Die zweite Tochter: Thriller (German Edition)
Restaurantbesuche und Golfspiele wurden da verabredet, Zeitungsartikel und YouTube- Links ausgetauscht. Spannender war da schon eher, zu welchen Themen es keine E-Mails gab. Keine einzige Nachricht, bei der es um Geschäfte, Geschäftsbeteiligungen oder Investitionen ging. Merkwürdig, schließlich musste William ja das Haus, den Unterhalt der Mädchen und seinen Lifestyle mit irgendetwas bezahlen.
Waren manche Ordner absichtlich gelöscht worden? Bei dem Verlauf des Browsers war das jedenfalls der Fall. Hatte William selbst reinen Tisch gemacht, oder war es jemand anderes gewesen?
In der Bildersammlung fand Jill drei Ordner: Reise nach London mit den Mädchen, Victorias Schulabschluss und Neil in Pebble Beach. Sie öffnete den Neil-Ordner. Vielleicht war er ja ein Kandidat für den Mann mit der schwarzen Baseballkappe.

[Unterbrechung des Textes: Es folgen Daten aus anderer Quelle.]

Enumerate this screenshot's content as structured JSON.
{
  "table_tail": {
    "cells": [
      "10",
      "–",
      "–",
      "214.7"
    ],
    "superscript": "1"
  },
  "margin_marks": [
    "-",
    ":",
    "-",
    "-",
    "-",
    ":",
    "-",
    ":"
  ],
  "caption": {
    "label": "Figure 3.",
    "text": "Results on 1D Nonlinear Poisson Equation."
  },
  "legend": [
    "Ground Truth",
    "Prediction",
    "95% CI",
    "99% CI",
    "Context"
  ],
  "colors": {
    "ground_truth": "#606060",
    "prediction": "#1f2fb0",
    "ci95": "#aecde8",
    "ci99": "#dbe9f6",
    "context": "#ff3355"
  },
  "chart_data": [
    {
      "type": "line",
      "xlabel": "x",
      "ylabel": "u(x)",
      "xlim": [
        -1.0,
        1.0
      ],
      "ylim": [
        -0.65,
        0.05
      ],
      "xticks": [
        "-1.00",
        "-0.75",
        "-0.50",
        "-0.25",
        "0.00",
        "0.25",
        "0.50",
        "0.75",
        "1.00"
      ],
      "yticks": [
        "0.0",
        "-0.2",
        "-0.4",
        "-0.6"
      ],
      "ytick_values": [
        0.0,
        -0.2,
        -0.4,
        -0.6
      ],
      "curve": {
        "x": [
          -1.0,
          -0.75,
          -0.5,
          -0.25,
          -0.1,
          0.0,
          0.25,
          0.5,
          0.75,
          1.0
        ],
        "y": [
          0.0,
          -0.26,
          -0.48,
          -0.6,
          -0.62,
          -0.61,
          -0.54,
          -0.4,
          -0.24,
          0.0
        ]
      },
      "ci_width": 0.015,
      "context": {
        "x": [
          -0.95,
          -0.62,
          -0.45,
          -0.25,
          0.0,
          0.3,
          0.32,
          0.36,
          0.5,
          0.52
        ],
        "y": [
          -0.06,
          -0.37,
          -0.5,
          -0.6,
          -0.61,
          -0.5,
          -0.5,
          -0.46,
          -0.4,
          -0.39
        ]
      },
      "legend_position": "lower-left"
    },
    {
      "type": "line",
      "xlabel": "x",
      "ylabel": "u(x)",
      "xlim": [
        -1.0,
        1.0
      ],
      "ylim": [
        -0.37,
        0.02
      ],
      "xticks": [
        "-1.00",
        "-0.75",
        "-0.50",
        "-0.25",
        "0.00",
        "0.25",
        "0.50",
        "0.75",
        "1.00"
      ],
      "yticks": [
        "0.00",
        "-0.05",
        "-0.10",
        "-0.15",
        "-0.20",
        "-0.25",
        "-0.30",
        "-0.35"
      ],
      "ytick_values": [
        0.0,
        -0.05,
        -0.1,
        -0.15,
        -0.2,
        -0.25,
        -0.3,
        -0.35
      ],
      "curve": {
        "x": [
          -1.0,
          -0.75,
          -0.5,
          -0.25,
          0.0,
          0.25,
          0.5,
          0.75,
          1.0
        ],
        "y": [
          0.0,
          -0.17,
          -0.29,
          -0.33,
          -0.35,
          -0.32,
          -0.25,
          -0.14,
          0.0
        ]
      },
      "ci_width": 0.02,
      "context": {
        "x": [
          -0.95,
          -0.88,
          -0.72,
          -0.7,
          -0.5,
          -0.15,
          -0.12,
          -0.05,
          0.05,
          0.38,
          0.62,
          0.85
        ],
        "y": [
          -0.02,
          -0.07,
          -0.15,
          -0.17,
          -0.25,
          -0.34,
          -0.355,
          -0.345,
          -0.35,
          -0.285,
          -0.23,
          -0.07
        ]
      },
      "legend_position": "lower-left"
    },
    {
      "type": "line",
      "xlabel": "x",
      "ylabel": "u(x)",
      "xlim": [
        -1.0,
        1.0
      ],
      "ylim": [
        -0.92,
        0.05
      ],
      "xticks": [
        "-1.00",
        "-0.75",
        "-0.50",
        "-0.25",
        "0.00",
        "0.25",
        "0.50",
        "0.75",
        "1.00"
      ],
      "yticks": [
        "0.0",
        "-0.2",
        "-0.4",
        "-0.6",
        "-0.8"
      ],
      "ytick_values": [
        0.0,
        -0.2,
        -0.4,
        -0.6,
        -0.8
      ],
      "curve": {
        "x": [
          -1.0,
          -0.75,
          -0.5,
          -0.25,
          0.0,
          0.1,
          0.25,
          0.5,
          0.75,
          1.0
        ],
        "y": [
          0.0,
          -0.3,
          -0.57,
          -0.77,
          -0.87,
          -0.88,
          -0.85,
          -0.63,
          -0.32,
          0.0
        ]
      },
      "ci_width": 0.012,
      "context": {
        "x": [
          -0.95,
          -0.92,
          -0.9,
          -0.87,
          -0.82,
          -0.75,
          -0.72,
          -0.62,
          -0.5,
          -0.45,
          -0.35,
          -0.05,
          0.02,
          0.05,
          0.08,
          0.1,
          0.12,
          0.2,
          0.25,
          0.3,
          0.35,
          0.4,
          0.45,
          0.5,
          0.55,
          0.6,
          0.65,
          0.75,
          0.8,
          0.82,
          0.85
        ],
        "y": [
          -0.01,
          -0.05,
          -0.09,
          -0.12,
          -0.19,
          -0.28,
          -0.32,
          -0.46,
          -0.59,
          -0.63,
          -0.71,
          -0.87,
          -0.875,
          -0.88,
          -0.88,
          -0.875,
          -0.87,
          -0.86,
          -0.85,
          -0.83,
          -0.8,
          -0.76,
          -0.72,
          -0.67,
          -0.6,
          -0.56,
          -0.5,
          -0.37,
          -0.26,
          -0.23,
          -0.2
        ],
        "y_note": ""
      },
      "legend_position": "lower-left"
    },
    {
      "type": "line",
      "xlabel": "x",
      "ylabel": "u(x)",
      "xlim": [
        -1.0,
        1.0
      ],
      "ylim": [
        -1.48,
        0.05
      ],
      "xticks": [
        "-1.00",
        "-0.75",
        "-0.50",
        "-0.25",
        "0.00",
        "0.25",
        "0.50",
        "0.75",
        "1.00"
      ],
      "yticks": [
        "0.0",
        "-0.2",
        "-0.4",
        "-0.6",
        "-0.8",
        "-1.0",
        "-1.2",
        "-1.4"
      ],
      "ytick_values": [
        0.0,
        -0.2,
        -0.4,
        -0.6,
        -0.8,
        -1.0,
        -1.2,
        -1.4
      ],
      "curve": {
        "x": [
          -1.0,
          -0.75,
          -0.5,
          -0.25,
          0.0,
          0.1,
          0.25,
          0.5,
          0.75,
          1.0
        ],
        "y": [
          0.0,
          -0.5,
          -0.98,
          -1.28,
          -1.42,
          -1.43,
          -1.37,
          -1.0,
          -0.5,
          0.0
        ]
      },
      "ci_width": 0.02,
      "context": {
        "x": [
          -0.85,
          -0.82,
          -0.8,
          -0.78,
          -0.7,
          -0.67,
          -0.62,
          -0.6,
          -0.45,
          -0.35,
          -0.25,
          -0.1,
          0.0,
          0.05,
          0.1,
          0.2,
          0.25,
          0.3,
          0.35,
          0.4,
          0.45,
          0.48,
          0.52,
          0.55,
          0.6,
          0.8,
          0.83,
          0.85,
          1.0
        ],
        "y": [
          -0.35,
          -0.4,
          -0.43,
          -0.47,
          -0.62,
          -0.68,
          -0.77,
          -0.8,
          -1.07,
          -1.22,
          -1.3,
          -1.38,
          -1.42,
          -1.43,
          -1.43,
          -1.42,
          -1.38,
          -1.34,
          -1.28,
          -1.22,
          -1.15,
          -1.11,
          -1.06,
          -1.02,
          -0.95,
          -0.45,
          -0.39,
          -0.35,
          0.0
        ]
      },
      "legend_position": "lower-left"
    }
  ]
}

Die Fotos zeigten William und Neil auf einem Golfplatz. Neil trug weiße Baseballkappe und Fliegersonnenbrille, ähnlich der aus dem Überwachungsvideo. Seine Gesichtszüge waren nicht eindeutig zu erkennen, aber er besaß ein gewinnendes Lächeln, hatte ein glattes, prägnantes Kinn und war groß und stattlich – in etwa wie William. Neil trug die Sonnenbrille auf allen Bildern; es gab kein einziges, das in einem Innenraum aufgenommen worden war. Jill druckte ein Foto aus, das ihn zusammen mit William zeigte.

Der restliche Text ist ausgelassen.